Pho-get About It
A Vietnamese restaurant in Towson is found lacking
Unlike other Asian cuisines, Vietnamese food has been slow to create a presence in Baltimore. Before Mekong Delta opened earlier this year, the most visible Vietnamese restaurants had been Baltimore Pho near the Hollins Market and Saigon Remembered on the stretch of York Road just south of Northern Parkway.
The latest addition to this slow growing scene is Pho Dat Thanh, a very modest paean to mostly Vietnamese cuisine, further north on York Road, next to the Recher Theatre in Towson.
Pho Dat Thanh's interior is clean, but not aesthetically compelling. Booths line one wall; adornments are few; lights are bright. It looks nicer than a fast-food place, but it's not quite fine dining, and the food feels much the same way. Nothing we ate was unpleasant or egregiously greasy, but the food here lacks that touch--the deft hand with spice, the clean, green flavors of mint and basil and lime and cilantro, the balance of sweet and salty and fiery, and, most importantly, fragrant--that gives Vietnamese food its verve.
The restaurant's menu is voluminous, often a sign that a kitchen is spreading its talents too thinly.
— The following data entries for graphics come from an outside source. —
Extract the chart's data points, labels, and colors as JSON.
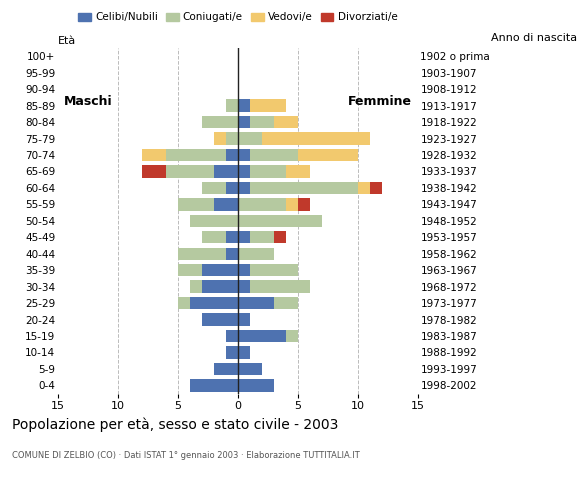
{
  "age_groups": [
    "0-4",
    "5-9",
    "10-14",
    "15-19",
    "20-24",
    "25-29",
    "30-34",
    "35-39",
    "40-44",
    "45-49",
    "50-54",
    "55-59",
    "60-64",
    "65-69",
    "70-74",
    "75-79",
    "80-84",
    "85-89",
    "90-94",
    "95-99",
    "100+"
  ],
  "birth_years": [
    "1998-2002",
    "1993-1997",
    "1988-1992",
    "1983-1987",
    "1978-1982",
    "1973-1977",
    "1968-1972",
    "1963-1967",
    "1958-1962",
    "1953-1957",
    "1948-1952",
    "1943-1947",
    "1938-1942",
    "1933-1937",
    "1928-1932",
    "1923-1927",
    "1918-1922",
    "1913-1917",
    "1908-1912",
    "1903-1907",
    "1902 o prima"
  ],
  "colors": {
    "celibe": "#4e72b0",
    "coniugato": "#b5c9a0",
    "vedovo": "#f2c96e",
    "divorziato": "#c0392b"
  },
  "males": {
    "celibe": [
      4,
      2,
      1,
      1,
      3,
      4,
      3,
      3,
      1,
      1,
      0,
      2,
      1,
      2,
      1,
      0,
      0,
      0,
      0,
      0,
      0
    ],
    "coniugato": [
      0,
      0,
      0,
      0,
      0,
      1,
      1,
      2,
      4,
      2,
      4,
      3,
      2,
      4,
      5,
      1,
      3,
      1,
      0,
      0,
      0
    ],
    "vedovo": [
      0,
      0,
      0,
      0,
      0,
      0,
      0,
      0,
      0,
      0,
      0,
      0,
      0,
      0,
      2,
      1,
      0,
      0,
      0,
      0,
      0
    ],
    "divorziato": [
      0,
      0,
      0,
      0,
      0,
      0,
      0,
      0,
      0,
      0,
      0,
      0,
      0,
      2,
      0,
      0,
      0,
      0,
      0,
      0,
      0
    ]
  },
  "females": {
    "celibe": [
      3,
      2,
      1,
      4,
      1,
      3,
      1,
      1,
      0,
      1,
      0,
      0,
      1,
      1,
      1,
      0,
      1,
      1,
      0,
      0,
      0
    ],
    "coniugata": [
      0,
      0,
      0,
      1,
      0,
      2,
      5,
      4,
      3,
      2,
      7,
      4,
      9,
      3,
      4,
      2,
      2,
      0,
      0,
      0,
      0
    ],
    "vedova": [
      0,
      0,
      0,
      0,
      0,
      0,
      0,
      0,
      0,
      0,
      0,
      1,
      1,
      2,
      5,
      9,
      2,
      3,
      0,
      0,
      0
    ],
    "divorziata": [
      0,
      0,
      0,
      0,
      0,
      0,
      0,
      0,
      0,
      1,
      0,
      1,
      1,
      0,
      0,
      0,
      0,
      0,
      0,
      0,
      0
    ]
  },
  "xlim": 15,
  "title": "Popolazione per età, sesso e stato civile - 2003",
  "subtitle": "COMUNE DI ZELBIO (CO) · Dati ISTAT 1° gennaio 2003 · Elaborazione TUTTITALIA.IT",
  "ylabel_left": "Età",
  "ylabel_right": "Anno di nascita",
  "legend_labels": [
    "Celibi/Nubili",
    "Coniugati/e",
    "Vedovi/e",
    "Divorziati/e"
  ],
  "bg_color": "#ffffff",
  "grid_color": "#bbbbbb"
}
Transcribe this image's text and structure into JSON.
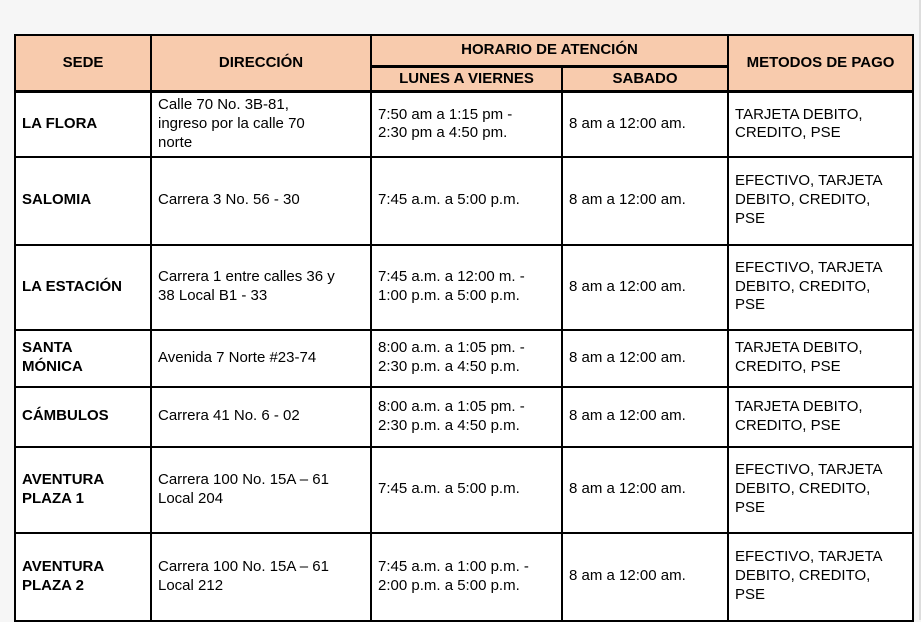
{
  "page": {
    "background_color": "#f6f6f6",
    "accent_color": "#f8cbad",
    "border_color": "#000000"
  },
  "table": {
    "headers": {
      "sede": "SEDE",
      "direccion": "DIRECCIÓN",
      "horario": "HORARIO DE ATENCIÓN",
      "lunes_viernes": "LUNES A VIERNES",
      "sabado": "SABADO",
      "metodos": "METODOS DE PAGO"
    },
    "rows": [
      {
        "sede": "LA FLORA",
        "direccion": "Calle 70 No. 3B-81,\ningreso por la calle 70\nnorte",
        "lunes_viernes": "7:50 am a 1:15 pm -\n2:30 pm a 4:50 pm.",
        "sabado": "8 am a 12:00 am.",
        "metodos": "TARJETA DEBITO,\nCREDITO, PSE"
      },
      {
        "sede": "SALOMIA",
        "direccion": "Carrera 3 No. 56 - 30",
        "lunes_viernes": "7:45 a.m. a 5:00 p.m.",
        "sabado": "8 am a 12:00 am.",
        "metodos": "EFECTIVO, TARJETA\nDEBITO, CREDITO,\nPSE"
      },
      {
        "sede": "LA ESTACIÓN",
        "direccion": "Carrera 1 entre calles 36 y\n38 Local B1 - 33",
        "lunes_viernes": "7:45 a.m. a 12:00 m. -\n1:00 p.m. a 5:00 p.m.",
        "sabado": "8 am a 12:00 am.",
        "metodos": "EFECTIVO, TARJETA\nDEBITO, CREDITO,\nPSE"
      },
      {
        "sede": "SANTA\nMÓNICA",
        "direccion": "Avenida 7 Norte #23-74",
        "lunes_viernes": "8:00 a.m. a 1:05 pm. -\n2:30 p.m. a 4:50 p.m.",
        "sabado": "8 am a 12:00 am.",
        "metodos": "TARJETA DEBITO,\nCREDITO, PSE"
      },
      {
        "sede": "CÁMBULOS",
        "direccion": "Carrera 41 No. 6 - 02",
        "lunes_viernes": "8:00 a.m. a 1:05 pm. -\n2:30 p.m. a 4:50 p.m.",
        "sabado": "8 am a 12:00 am.",
        "metodos": "TARJETA DEBITO,\nCREDITO, PSE"
      },
      {
        "sede": "AVENTURA\nPLAZA 1",
        "direccion": "Carrera 100 No. 15A – 61\nLocal 204",
        "lunes_viernes": "7:45 a.m. a 5:00 p.m.",
        "sabado": "8 am a 12:00 am.",
        "metodos": "EFECTIVO, TARJETA\nDEBITO, CREDITO,\nPSE"
      },
      {
        "sede": "AVENTURA\nPLAZA 2",
        "direccion": "Carrera 100 No. 15A – 61\nLocal 212",
        "lunes_viernes": "7:45 a.m. a 1:00 p.m. -\n2:00 p.m. a 5:00 p.m.",
        "sabado": "8 am a 12:00 am.",
        "metodos": "EFECTIVO, TARJETA\nDEBITO, CREDITO,\nPSE"
      }
    ]
  }
}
And along with Vietnamese dishes such as pho, clay-pot preparations, and rice crepes, the offerings veer off into other corners of Asia--to Thailand for pad thai, and to China for lo mein, fried rice, and "chowfoon." Appetizers, however, fall squarely into Vietnamese fare, and with the exception of bland summer rolls ($3.75)--all generic crunch inside pasty, chewy rice paper--were more distinctive than main dishes.
Goi tom, Vietnamese shrimp salad ($8.25), boasted a generous serving of shrimp, sliced thinly lengthwise and tossed with shredded onion and cabbage. A heavy dose of citrus gave the dish a fresh brightness, and the serving was generous enough to serve as a light dinner. Bo la nho, grilled beef in grape leaves, ($5.75) was its opposite--a fat roll of dusky, earthy beef with smoky nuances reminiscent of dried fermented mushrooms wrapped in a crackly grape leaf. It was substantial and unusual, and I liked it.
Entrées, however, were less than scintillating. The pho ($6.75) broth yielded a meaty richness, but lacked any spice. Spongy, gray meatballs and an overabundance of noodles added nothing to the dish. Ga kho kung, ginger chicken in a clay pot, ($10.50) was served in a metal pot, rather than clay (it was unclear whether the dish had been cooked in a clay pot and transferred), and tasted only slightly better than it looked (think small, thin tripe-like shavings in a mildly sweet-spicy reddish sauce).
Xao thap cam dac biet, a "house special" stir fry of jumbo shrimp, beef, and chicken in black pepper sauce ($13.95), benefited from a strong squeeze of lime, but could otherwise be shelved under generic stir fry, its flavors muddy and not distinctive. The person who ordered it allowed her leftovers to be boxed up, but it was clear she would have been happy to have left them on her plate.
Service at Pho Dat Thanh is eager, if disorganized. Several staff members waited on us, which may have been why we were allowed to place an order for a rice crepe, even though the kitchen was out or why we had to ask for the small plate of sprouts and basil that usually accompanies a bowl of pho. Still, the night we dined, the dining room was moderately busy, and the kitchen was doing a hefty carry-out business. Pho Dat Thanh also has a liquor license, which along with the menu's reasonable prices, is a boon for hungry and thirsty university students or the pre-concert Recher crowd.